We created three work packages: support at the course unit level, programme support, and an overview. Following meetings with the client Jan Riezebos, my colleague Martha van der Wal and I developed the teaching support programme. We were able to appoint two student assistants, who took a lot of work out of our hands. We already had plenty of contacts and we were tipped off about ‘interested’ lecturers through the FEBcon network. We also came into contact with people through the Warm Welcome programme that we set up in the Faculty as an introduction programme for new lecturers. Working with ongoing course units makes everything very concrete, as the deadlines for certain activities often coincide with the start of a new course unit. This can make for a lot of work at the start of each block, but lecturers are used to that too!
Given what you know now, what would you have done differently?
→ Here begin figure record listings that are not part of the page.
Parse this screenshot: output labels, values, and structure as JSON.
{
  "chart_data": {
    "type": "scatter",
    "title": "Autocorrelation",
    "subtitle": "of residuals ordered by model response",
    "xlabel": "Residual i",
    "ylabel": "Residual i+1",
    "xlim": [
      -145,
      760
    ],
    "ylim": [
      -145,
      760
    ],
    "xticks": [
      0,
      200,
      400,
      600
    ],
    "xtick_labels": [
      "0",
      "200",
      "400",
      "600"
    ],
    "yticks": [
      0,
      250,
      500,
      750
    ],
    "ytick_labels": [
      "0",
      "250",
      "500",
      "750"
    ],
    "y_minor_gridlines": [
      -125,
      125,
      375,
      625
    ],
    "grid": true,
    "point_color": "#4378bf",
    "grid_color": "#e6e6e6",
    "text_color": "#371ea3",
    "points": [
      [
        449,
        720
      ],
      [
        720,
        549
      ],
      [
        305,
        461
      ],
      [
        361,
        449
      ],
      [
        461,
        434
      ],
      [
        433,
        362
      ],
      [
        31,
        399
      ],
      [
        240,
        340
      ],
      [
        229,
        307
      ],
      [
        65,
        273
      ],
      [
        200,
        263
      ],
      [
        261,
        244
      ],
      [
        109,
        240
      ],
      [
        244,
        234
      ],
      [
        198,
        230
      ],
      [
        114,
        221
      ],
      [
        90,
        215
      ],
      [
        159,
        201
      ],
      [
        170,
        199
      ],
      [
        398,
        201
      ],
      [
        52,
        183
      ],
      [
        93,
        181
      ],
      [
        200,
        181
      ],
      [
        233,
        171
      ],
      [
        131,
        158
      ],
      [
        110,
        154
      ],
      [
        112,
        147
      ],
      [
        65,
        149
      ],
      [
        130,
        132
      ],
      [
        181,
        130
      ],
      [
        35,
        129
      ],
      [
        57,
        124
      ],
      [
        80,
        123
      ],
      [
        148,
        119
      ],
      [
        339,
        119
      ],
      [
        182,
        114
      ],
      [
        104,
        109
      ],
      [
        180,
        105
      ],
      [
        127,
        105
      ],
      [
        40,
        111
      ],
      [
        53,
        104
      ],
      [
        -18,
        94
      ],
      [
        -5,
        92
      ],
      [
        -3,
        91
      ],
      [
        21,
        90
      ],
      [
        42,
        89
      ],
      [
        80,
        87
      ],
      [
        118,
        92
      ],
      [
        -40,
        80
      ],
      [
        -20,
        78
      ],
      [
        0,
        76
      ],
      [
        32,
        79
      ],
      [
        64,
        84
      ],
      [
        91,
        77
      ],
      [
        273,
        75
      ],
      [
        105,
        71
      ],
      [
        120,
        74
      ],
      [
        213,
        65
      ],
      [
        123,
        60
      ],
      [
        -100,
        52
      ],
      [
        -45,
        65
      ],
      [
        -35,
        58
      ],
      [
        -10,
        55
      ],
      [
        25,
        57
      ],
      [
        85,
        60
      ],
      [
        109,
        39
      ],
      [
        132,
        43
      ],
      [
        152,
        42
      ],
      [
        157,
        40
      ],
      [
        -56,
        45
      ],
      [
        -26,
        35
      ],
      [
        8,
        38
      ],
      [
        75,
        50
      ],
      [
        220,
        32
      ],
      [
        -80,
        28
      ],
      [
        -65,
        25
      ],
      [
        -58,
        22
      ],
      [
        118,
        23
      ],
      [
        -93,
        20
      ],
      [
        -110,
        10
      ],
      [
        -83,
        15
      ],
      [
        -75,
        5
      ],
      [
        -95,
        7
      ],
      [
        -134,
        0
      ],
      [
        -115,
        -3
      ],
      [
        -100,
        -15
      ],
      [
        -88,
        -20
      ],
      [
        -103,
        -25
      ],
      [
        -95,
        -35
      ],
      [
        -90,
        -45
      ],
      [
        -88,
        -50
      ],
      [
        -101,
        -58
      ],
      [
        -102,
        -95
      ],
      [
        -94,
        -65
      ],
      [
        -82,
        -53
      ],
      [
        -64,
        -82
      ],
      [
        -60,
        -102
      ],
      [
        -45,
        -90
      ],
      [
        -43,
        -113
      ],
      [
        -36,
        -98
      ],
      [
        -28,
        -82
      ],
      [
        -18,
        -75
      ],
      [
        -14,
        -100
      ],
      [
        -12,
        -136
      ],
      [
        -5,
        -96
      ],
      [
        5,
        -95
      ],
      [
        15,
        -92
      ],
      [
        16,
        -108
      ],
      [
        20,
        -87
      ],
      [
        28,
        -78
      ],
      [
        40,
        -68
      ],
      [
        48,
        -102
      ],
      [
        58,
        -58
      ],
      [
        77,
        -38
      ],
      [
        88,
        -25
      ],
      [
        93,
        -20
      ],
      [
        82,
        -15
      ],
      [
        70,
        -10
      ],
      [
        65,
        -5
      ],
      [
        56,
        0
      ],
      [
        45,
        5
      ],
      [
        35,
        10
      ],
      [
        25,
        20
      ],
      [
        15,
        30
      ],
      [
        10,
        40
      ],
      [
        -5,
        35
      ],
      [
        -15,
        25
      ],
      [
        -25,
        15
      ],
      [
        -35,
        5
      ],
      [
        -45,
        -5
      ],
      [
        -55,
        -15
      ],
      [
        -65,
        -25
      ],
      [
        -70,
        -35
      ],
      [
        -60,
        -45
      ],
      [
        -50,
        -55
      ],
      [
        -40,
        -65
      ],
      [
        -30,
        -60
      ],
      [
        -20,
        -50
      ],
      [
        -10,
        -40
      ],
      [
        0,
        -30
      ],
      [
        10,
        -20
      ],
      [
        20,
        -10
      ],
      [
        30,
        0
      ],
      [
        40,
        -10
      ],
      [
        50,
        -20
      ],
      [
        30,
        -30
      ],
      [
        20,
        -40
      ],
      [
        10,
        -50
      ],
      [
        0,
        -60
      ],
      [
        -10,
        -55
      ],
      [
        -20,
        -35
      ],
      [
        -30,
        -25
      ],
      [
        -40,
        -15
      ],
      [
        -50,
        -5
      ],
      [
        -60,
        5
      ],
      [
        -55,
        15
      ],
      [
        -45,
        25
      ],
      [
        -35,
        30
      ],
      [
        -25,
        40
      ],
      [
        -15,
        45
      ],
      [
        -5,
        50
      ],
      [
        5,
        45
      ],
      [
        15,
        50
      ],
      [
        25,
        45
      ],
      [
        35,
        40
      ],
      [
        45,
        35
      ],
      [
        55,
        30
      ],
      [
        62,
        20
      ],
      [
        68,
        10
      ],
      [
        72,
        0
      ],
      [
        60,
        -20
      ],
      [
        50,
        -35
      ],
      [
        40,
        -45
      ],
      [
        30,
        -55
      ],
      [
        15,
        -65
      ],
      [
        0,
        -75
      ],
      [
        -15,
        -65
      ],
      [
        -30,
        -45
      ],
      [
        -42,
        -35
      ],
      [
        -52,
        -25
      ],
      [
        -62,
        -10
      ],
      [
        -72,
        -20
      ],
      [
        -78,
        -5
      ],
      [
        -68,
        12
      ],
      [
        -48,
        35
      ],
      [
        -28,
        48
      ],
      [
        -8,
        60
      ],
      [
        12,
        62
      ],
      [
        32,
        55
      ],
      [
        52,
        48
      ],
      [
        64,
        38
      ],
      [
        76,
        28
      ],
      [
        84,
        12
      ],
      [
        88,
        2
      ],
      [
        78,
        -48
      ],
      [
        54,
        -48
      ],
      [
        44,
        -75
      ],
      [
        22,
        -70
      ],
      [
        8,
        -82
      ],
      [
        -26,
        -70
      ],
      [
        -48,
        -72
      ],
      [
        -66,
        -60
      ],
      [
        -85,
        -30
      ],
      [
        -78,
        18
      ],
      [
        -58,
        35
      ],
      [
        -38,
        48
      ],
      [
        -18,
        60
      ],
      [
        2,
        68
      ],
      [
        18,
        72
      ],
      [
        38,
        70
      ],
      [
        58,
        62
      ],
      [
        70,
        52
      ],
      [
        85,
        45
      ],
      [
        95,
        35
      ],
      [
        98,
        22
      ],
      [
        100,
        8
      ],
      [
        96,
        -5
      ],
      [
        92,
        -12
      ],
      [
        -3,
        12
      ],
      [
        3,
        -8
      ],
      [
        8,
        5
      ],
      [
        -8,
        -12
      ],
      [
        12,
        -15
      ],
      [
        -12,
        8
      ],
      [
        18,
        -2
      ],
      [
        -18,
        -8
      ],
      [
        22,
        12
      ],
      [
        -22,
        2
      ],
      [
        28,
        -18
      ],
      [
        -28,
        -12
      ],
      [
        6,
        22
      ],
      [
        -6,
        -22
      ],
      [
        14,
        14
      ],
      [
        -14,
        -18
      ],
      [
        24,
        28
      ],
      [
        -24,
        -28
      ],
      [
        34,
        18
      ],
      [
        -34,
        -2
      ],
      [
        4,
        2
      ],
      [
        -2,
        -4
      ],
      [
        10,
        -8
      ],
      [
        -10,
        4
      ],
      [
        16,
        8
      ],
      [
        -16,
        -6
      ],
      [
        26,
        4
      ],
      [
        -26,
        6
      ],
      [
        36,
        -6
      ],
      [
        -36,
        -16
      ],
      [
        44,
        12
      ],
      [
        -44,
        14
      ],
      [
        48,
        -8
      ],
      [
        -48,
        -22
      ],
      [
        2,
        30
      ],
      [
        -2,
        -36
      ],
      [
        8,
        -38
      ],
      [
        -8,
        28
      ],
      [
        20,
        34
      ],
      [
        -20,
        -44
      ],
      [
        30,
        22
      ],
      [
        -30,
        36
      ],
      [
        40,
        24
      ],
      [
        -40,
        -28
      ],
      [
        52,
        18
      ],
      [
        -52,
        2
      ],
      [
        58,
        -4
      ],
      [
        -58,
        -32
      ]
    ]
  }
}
It would have been better to define the project a little more concretely at the start. Only later did we come up with the idea (through ESI) to make a ‘product vision board’ for the project (an idea from the SCRUM/Kanban method). This product vision board showed us that we were going into much too much detail and that the quality of the course units that we support was more important than having an overview. Because we were focused on that anyway, due to our day-to-day activities and our contact with the teaching staff, this gave a better picture of the end product and a less uneasy feeling (are we doing the right thing?).
What still needs to be done/what do you still want to do?
We still need to produce our final report, which will show that we need to improve the visibility of innovations in teaching. With 387 university teachers in the Faculty, we still have plenty to do. We also have to be careful not to overload people with information. One development here is to consider the model that we use for supporting teaching innovation. The dissemination model for communicating innovation is dated, and the idea that you throw a stone into a pond and the innovation spreads like ripples just doesn’t work. University teachers may give up or misinterpret information, and we underestimate the use of informal networks (chats around the coffee machine). I therefore believe it is better to use a propagation model: to work together with lecturers to develop a good example that you then embed within the organization. In teaching innovation, we often come up against new problems that require input from various people in the organization, and we need to keep going until an innovation is embedded in the organization. An example of this is the current development of ‘learning spaces’. The active learning policy means that new demands are being made of rooms used for teaching and learning. Students need to work on assignments as a group, and old-fashioned lecture theatres are not always the best place to do that. There are various people working on this at the University: architects, timetable developers, construction advisors, teaching experts, students and demand managers. These different groups need to come to some sort of agreement, which means making sure that they learn to work together. For example, we can help staff and students achieve active learning by providing them with spaces to work in that actually support such learning.
Where do you think you will be in one years’ time (regarding this project)?
I hope that we will be nearing completion of the follow-up project, that we will have achieved a greater awareness of teaching innovations in the Faculty and that students will have learned a lot in the course units in which the innovations have been implemented in a second phase.